Thanks for the input! By sense of taste, you mean that people simply stopped liking singing from the Psalter (perhaps the youth at first, who were "kept" by bringing in other songs), rather than having some reflective reason for dropping it (like a changing theological view or changing principle of worship or change in views of what constitutes a good metrication)?


----------



## jwithnell (Jan 1, 2014)

I wonder is what the wiki folks were trying to say here refers to the tendency for psalters to try to adopt a meter for the translated language, in some cases changing the word order, and so forth.


----------



## MW (Jan 1, 2014)

Afterthought said:


> Thanks for the input! By sense of taste, you mean that people simply stopped liking singing from the Psalter (perhaps the youth at first, who were "kept" by bringing in other songs), rather than having some reflective reason for dropping it (like a changing theological view or changing principle of worship or change in views of what constitutes a good metrication)?

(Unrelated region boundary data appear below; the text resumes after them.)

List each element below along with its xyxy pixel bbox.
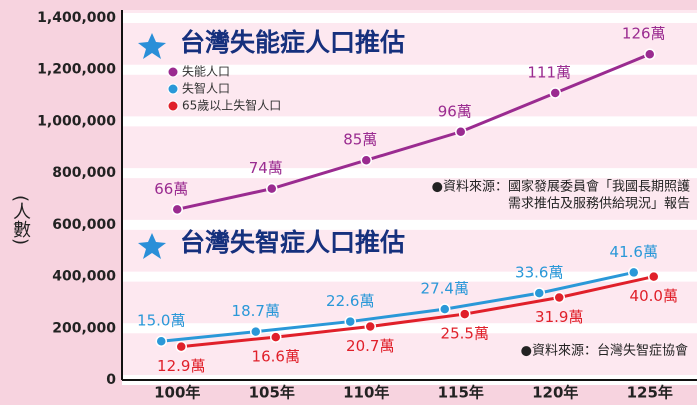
y-tick-label: 800,000 [52, 165, 116, 181]
value-label: 96萬 [438, 102, 472, 120]
value-label: 33.6萬 [515, 264, 563, 282]
value-label: 25.5萬 [441, 325, 489, 343]
value-label: 126萬 [622, 25, 666, 43]
value-label: 40.0萬 [630, 287, 678, 305]
chart-title: 台灣失智症人口推估 [180, 228, 405, 257]
point [534, 288, 544, 298]
source-note: ●資料來源：國家發展委員會「我國長期照護 [432, 179, 690, 195]
point [645, 49, 655, 59]
point [271, 332, 281, 342]
point [550, 88, 560, 98]
chart-title: 台灣失能症人口推估 [180, 28, 405, 57]
x-tick-label: 100年 [154, 384, 200, 402]
value-label: 16.6萬 [252, 348, 300, 366]
y-tick-label: 200,000 [52, 320, 116, 336]
legend-label: 失能人口 [182, 64, 230, 79]
source-note: 需求推估及服務供給現況」報告 [508, 197, 690, 212]
value-label: 20.7萬 [346, 337, 394, 355]
legend-marker [168, 67, 178, 77]
value-label: 15.0萬 [137, 312, 185, 330]
y-tick-label: 400,000 [52, 269, 116, 285]
point [554, 293, 564, 303]
y-tick-label: 1,000,000 [37, 113, 116, 129]
x-tick-label: 110年 [343, 384, 389, 402]
legend-marker [168, 101, 178, 111]
x-tick-label: 125年 [627, 384, 673, 402]
value-label: 27.4萬 [421, 280, 469, 298]
x-tick-label: 120年 [532, 384, 578, 402]
point [456, 127, 466, 137]
legend-label: 失智人口 [182, 81, 230, 96]
chart: (人數) 台灣失能症人口推估 台灣失智症人口推估 ●資料來源：國家發展委員會「我… [0, 0, 697, 405]
point [156, 336, 166, 346]
value-label: 22.6萬 [326, 292, 374, 310]
point [176, 342, 186, 352]
y-tick-label: 600,000 [52, 217, 116, 233]
value-label: 111萬 [527, 63, 571, 81]
value-label: 85萬 [343, 131, 377, 149]
legend-label: 65歲以上失智人口 [182, 98, 281, 113]
value-label: 66萬 [154, 180, 188, 198]
legend-marker [168, 84, 178, 94]
value-label: 41.6萬 [610, 243, 658, 261]
point [460, 309, 470, 319]
point [629, 267, 639, 277]
point [365, 321, 375, 331]
value-label: 18.7萬 [232, 302, 280, 320]
x-tick-label: 115年 [438, 384, 484, 402]
y-tick-label: 1,400,000 [37, 10, 116, 26]
point [649, 272, 659, 282]
point [440, 304, 450, 314]
point [361, 155, 371, 165]
point [345, 317, 355, 327]
y-tick-label: 0 [106, 372, 116, 388]
source-note: ●資料來源：台灣失智症協會 [521, 344, 688, 359]
value-label: 31.9萬 [535, 308, 583, 326]
x-tick-label: 105年 [249, 384, 295, 402]
value-label: 12.9萬 [157, 357, 205, 375]
point [251, 327, 261, 337]
point [267, 184, 277, 194]
value-label: 74萬 [249, 159, 283, 177]
y-axis-label: (人數) [10, 195, 31, 245]
y-tick-label: 1,200,000 [37, 62, 116, 78]
point [172, 204, 182, 214]
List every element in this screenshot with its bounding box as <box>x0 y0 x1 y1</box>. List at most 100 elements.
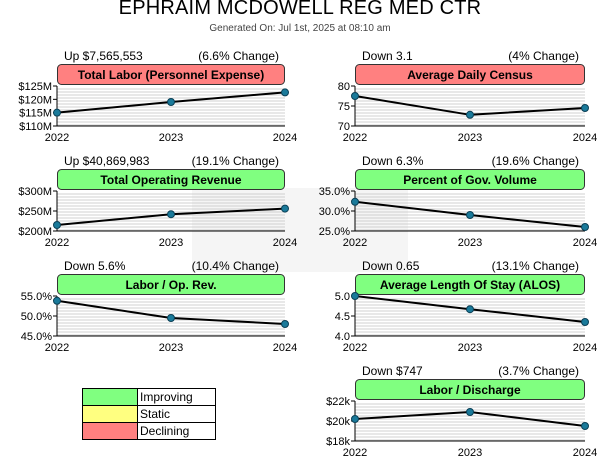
x-tick-label: 2023 <box>159 342 183 354</box>
x-tick-label: 2022 <box>45 132 69 144</box>
change-amount: Down $747 <box>362 364 423 378</box>
data-point <box>466 211 474 219</box>
change-amount: Down 3.1 <box>362 49 413 63</box>
chart-panel-5: Down 5.6% (10.4% Change) Labor / Op. Rev. 4… <box>21 259 297 354</box>
chart-title: Labor / Discharge <box>419 383 521 397</box>
legend-label-declining: Declining <box>140 424 189 438</box>
x-tick-label: 2024 <box>273 237 297 249</box>
chart-panel-2: Down 3.1 (4% Change) Average Daily Census 7… <box>338 49 597 144</box>
data-point <box>466 110 474 119</box>
data-point <box>281 320 289 328</box>
chart-panel-3: Up $40,869,983 (19.1% Change) Total Operat… <box>18 154 297 249</box>
legend: Improving Static Declining <box>82 388 216 440</box>
change-percent: (6.6% Change) <box>198 49 279 63</box>
chart-title-banner <box>57 274 285 295</box>
data-point <box>466 305 474 314</box>
data-point <box>281 204 289 213</box>
x-tick-label: 2022 <box>343 342 367 354</box>
change-amount: Down 0.65 <box>362 259 420 273</box>
legend-swatch-static <box>82 405 138 423</box>
chart-title-banner <box>355 64 585 85</box>
change-percent: (4% Change) <box>508 49 579 63</box>
chart-title: Average Daily Census <box>407 68 533 82</box>
y-tick-label: $22k <box>326 396 350 408</box>
chart-title-banner <box>355 169 585 190</box>
legend-swatch-improving <box>82 388 138 406</box>
data-point <box>581 223 589 231</box>
y-tick-label: 4.5 <box>335 311 350 323</box>
chart-panel-6: Down 0.65 (13.1% Change) Average Length Of… <box>335 259 598 354</box>
y-tick-label: 4.0 <box>335 331 350 343</box>
y-tick-label: $120M <box>18 94 52 106</box>
data-point <box>281 88 289 97</box>
y-tick-label: $110M <box>19 121 52 133</box>
change-percent: (10.4% Change) <box>192 259 279 273</box>
data-point <box>53 296 61 305</box>
change-amount: Up $7,565,553 <box>64 49 143 63</box>
legend-cell-declining <box>137 422 216 440</box>
y-tick-label: 45.0% <box>21 331 52 343</box>
legend-label-improving: Improving <box>140 390 193 404</box>
y-tick-label: 55.0% <box>21 291 52 303</box>
chart-title-banner <box>355 379 585 400</box>
y-tick-label: $250M <box>18 206 52 218</box>
data-point <box>167 98 175 106</box>
x-tick-label: 2024 <box>273 342 297 354</box>
generated-timestamp: Generated On: Jul 1st, 2025 at 08:10 am <box>209 23 391 34</box>
chart-title: Labor / Op. Rev. <box>125 278 216 292</box>
page-title: EPHRAIM MCDOWELL REG MED CTR <box>118 0 482 19</box>
chart-panel-7: Down $747 (3.7% Change) Labor / Discharge $… <box>326 364 597 459</box>
data-point <box>351 292 359 300</box>
x-tick-label: 2024 <box>273 132 297 144</box>
data-point <box>466 408 474 416</box>
data-point <box>53 108 61 117</box>
chart-title: Percent of Gov. Volume <box>403 173 537 187</box>
change-amount: Down 5.6% <box>64 259 126 273</box>
y-tick-label: $125M <box>18 81 52 93</box>
x-tick-label: 2023 <box>159 237 183 249</box>
y-tick-label: $20k <box>326 416 350 428</box>
change-amount: Down 6.3% <box>362 154 424 168</box>
y-tick-label: 5.0 <box>335 291 350 303</box>
data-point <box>351 92 359 100</box>
chart-title-banner <box>355 274 585 295</box>
x-tick-label: 2023 <box>159 132 183 144</box>
data-point <box>351 415 359 423</box>
x-tick-label: 2023 <box>458 132 482 144</box>
data-point <box>167 210 175 219</box>
y-tick-label: 35.0% <box>319 186 350 198</box>
change-percent: (3.7% Change) <box>498 364 579 378</box>
y-tick-label: 75 <box>338 101 350 113</box>
y-tick-label: $18k <box>326 436 350 448</box>
x-tick-label: 2024 <box>573 342 597 354</box>
data-point <box>53 221 61 229</box>
chart-panel-1: Up $7,565,553 (6.6% Change) Total Labor (P… <box>18 49 297 144</box>
y-tick-label: $300M <box>18 186 52 198</box>
data-point <box>581 422 589 430</box>
x-tick-label: 2024 <box>573 447 597 459</box>
x-tick-label: 2023 <box>458 447 482 459</box>
data-point <box>167 314 175 322</box>
y-tick-label: $200M <box>18 226 52 238</box>
y-tick-label: 25.0% <box>319 226 350 238</box>
change-percent: (19.1% Change) <box>192 154 279 168</box>
y-tick-label: 80 <box>338 81 350 93</box>
y-tick-label: 70 <box>338 121 350 133</box>
x-tick-label: 2022 <box>343 132 367 144</box>
change-percent: (19.6% Change) <box>492 154 579 168</box>
y-tick-label: $115M <box>19 108 52 120</box>
x-tick-label: 2022 <box>45 342 69 354</box>
y-tick-label: 50.0% <box>21 311 52 323</box>
change-amount: Up $40,869,983 <box>64 154 150 168</box>
chart-title-banner <box>57 64 285 85</box>
chart-title-banner <box>57 169 285 190</box>
data-point <box>351 197 359 206</box>
x-tick-label: 2022 <box>343 447 367 459</box>
x-tick-label: 2022 <box>343 237 367 249</box>
data-point <box>581 104 589 112</box>
chart-panel-4: Down 6.3% (19.6% Change) Percent of Gov. V… <box>319 154 597 249</box>
legend-swatch-declining <box>82 422 138 440</box>
x-tick-label: 2023 <box>458 237 482 249</box>
x-tick-label: 2024 <box>573 132 597 144</box>
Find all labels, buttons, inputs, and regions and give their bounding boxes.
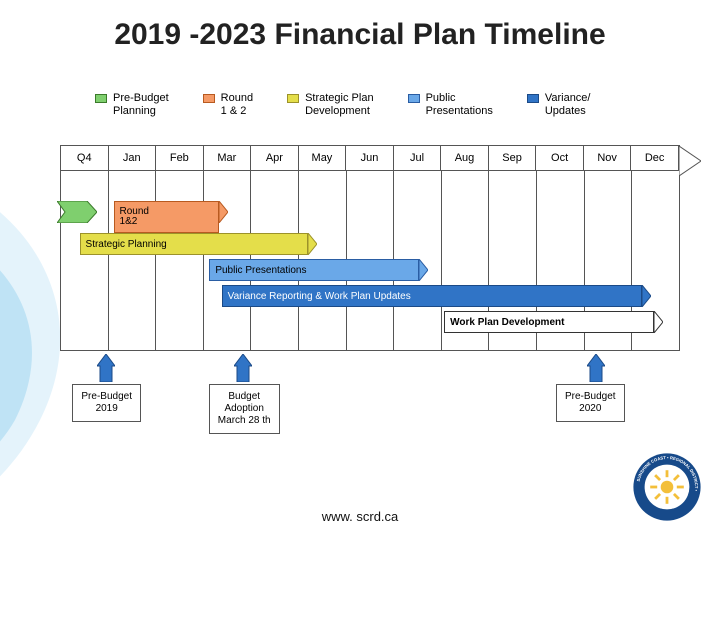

It is true that where there is no appreciation for the real-world concepts of the Psalter there is a perceived need to "Christianise" it. However, I was thinking more in terms of "culture" itself, which stereotypes the taste of the people so that they come to expect certain qualities in the medium by which they are instructed or by which they worship. I suppose a good analogy is the way that "commercials" not only sell products but seek to instill a sense of need for the product, thus shaping the way people think about their breakfast cereal, cars, etc. In fact, they have the power to reshape worldview by getting the individual to think of himself as a consumer and his own tastes as being of pre-eminent value. In the same way, as society thinks of itself as more refined, better developed, etc., the utility of an accurate Psalter loses value and something more suited to the tastes of the individual becomes the foremost consideration.


----------



## Afterthought (Jan 1, 2014)

jwithnell said:


> I wonder is what the wiki folks were trying to say here refers to the tendency for psalters to try to adopt a meter for the translated language, in some cases changing the word order, and so forth.


That could be a possibility. I suppose a stricter care for word order is almost indefinitely possible when care remains to make the translation intelligible.



armourbearer said:


> I was thinking more in terms of "culture" itself, which stereotypes the taste of the people so that they come to expect certain qualities in the medium by which they are instructed or by which they worship.


Ah, I see. Very interesting analysis! I hadn't considered that sort of thing before. Thank you.


----------